IBT: What key benefits does Australia provide Indian businesses as a destination for investment? How do you view the potential of collaboration between technology companies of both countries in the emerging paradigm of industry 4.0, AI, automation, etc? What initiatives/mechanisms are being explored in this regard?

Barry O’Farrell AO: Many of India’s top companies have invested into Australia. They and other investors choose to invest in Australia due to the resilience of our economy, which is built on foundations of sound governance and strong institutions. These foundations and a proactive response to the global economic downturn caused by COVID has protected the Australian economy, which remains welcoming of investment.

We are one of the most business-friendly countries in the world, and with 14 free trade agreements in place, approximately 70% of our trade enjoys liberalised access to overseas markets. Twelve of our 15 largest markets are in Asia and Oceania – which makes Australia a great place from which businesses can engage with the rest of Asia.

Australia is also the perfect marketplace for digital Indian start-ups to develop their products: Ola Cabs, for example, invested in Australia in 2018, recognising it as an attractive and high-value market that fosters fair competition.

Australia is also lucky to have an abundance of critical minerals, and there are opportunities for Indian businesses along the entire supply-chain whether it be exploration, extraction, production and processing. Australia is one of the most technically advanced, innovative and efficient global mining jurisdictions, with a long history of successful project development. And we have focused on building a supportive policy environment. Indian companies have already invested in such mines, and our new critical minerals prospectus lists over 200 potential investment opportunities for Indian investors.

There is also enormous potential for Australia and India to increase collaboration in science and technology. A very recent example is the partnership between Australia’s Griffith University and Indian Immunological Limited, which is working on the development of a vaccine for both COVID-19 and the Zika virus.

Digital technology companies and research institutions in both countries can also join forces in areas such as cyber security and artificial intelligence (AI).
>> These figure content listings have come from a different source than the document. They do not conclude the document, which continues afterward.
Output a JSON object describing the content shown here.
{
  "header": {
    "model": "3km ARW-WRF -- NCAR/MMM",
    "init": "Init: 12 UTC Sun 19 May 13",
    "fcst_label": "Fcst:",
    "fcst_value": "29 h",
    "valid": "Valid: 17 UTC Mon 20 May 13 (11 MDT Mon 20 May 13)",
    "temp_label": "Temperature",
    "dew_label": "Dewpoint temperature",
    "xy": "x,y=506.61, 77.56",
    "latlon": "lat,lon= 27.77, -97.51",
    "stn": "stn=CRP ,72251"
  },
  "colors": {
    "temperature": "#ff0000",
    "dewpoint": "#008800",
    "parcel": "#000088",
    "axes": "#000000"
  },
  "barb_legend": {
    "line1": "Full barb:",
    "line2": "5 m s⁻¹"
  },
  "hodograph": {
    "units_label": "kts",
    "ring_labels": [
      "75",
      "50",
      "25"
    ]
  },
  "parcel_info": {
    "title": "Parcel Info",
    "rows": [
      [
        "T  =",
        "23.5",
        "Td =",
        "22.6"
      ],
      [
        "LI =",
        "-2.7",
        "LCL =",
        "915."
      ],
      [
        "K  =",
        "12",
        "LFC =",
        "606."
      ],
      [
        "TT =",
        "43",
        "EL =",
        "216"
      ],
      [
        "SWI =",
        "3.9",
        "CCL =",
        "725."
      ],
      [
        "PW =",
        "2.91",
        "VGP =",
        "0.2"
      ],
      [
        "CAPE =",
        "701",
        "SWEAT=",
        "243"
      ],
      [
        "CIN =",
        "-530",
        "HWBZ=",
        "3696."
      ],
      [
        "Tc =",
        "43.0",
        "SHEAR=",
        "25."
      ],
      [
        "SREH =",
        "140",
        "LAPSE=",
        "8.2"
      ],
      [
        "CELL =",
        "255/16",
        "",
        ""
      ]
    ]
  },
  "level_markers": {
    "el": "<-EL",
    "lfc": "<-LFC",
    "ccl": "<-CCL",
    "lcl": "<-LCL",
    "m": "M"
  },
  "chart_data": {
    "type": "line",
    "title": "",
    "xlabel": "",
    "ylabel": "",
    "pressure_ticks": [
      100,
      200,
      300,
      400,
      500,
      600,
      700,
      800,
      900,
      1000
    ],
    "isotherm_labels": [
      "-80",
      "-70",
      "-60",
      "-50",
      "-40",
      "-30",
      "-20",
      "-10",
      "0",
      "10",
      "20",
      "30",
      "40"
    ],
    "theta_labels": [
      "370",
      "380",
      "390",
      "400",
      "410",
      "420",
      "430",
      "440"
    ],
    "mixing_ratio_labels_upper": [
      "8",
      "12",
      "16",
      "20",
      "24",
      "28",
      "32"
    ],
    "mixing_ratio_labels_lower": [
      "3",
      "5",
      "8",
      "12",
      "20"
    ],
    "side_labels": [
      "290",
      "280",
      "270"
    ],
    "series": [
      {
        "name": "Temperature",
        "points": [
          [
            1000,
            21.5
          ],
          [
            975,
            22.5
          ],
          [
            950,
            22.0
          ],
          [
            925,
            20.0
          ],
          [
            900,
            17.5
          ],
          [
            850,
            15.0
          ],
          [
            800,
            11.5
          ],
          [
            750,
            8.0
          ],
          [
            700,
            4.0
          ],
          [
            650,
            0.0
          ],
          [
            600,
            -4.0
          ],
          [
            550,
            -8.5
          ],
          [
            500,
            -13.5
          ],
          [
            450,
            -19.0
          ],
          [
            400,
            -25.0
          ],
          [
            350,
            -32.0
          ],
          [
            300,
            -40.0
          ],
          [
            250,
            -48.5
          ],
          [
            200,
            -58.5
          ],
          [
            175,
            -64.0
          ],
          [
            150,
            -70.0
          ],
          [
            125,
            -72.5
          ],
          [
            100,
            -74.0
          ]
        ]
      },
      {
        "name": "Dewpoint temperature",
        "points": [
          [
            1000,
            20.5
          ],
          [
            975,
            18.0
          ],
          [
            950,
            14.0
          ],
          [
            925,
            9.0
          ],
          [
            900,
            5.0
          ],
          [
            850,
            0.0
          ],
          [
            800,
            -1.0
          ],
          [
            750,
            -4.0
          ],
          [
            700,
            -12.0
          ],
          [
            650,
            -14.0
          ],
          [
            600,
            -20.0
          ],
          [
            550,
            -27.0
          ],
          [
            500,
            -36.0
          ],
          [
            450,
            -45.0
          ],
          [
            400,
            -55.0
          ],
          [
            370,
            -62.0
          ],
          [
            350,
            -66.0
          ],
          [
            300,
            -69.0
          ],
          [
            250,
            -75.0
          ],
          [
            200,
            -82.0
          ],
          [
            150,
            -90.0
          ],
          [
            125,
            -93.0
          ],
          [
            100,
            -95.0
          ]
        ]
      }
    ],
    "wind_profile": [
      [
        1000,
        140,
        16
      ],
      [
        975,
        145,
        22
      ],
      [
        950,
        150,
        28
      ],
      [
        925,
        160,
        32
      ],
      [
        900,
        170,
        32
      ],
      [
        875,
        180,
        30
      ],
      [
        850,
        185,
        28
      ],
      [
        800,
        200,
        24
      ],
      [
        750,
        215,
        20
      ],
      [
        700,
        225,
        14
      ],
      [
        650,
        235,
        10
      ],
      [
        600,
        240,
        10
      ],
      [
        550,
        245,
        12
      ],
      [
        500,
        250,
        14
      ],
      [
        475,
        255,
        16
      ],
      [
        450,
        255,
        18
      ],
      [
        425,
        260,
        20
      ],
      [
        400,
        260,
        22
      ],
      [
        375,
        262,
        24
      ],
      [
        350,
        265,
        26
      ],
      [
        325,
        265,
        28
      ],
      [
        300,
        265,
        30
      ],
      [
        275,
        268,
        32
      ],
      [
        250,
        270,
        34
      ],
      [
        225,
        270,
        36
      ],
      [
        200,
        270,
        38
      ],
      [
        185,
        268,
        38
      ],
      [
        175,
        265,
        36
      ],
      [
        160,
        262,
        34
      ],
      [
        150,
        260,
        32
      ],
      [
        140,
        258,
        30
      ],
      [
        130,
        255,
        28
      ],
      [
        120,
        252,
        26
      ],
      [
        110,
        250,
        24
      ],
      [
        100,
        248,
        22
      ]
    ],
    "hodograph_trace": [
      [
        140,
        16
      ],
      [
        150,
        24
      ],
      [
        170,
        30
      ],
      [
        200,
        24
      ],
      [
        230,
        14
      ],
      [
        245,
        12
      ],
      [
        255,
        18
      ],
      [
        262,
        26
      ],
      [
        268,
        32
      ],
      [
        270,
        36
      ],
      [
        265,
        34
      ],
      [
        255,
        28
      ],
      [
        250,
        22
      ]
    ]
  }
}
We will soon be launching a new initiative to support these type of collaborations called the Australia-India Cyber and Critical Technology Partnership Grant Program, and will be seeking proposals from industry experts and researchers in India and Australia on technologies such as AI, quantum computing, and big data.

The Hon Barry O’Farrell AO was announced as Australia’s High Commissioner to India on Tuesday, February 18, 2020. He served in the Parliament of New South Wales from 1995 to 2015, including as the State’s 43rd Premier between 2011 and 2014. Australia’s most populous and multicultural State, New South Wales generates a third of the nation’s Gross Domestic Product.

As Premier, Mr O’Farrell initiated and led annual trade missions to India to promote economic, cultural and social links between New South Wales and the states of India. He has also served as NSW’s Special Envoy for India and has made a significant contribution as the Deputy Chair of the Australia India Council Board.

Mr O’Farrell has a Bachelor of Arts from the Australian National University, Canberra. Born in Melbourne, Mr O’Farrell grew up in Darwin. He is married to Rosemary and they have two adult sons.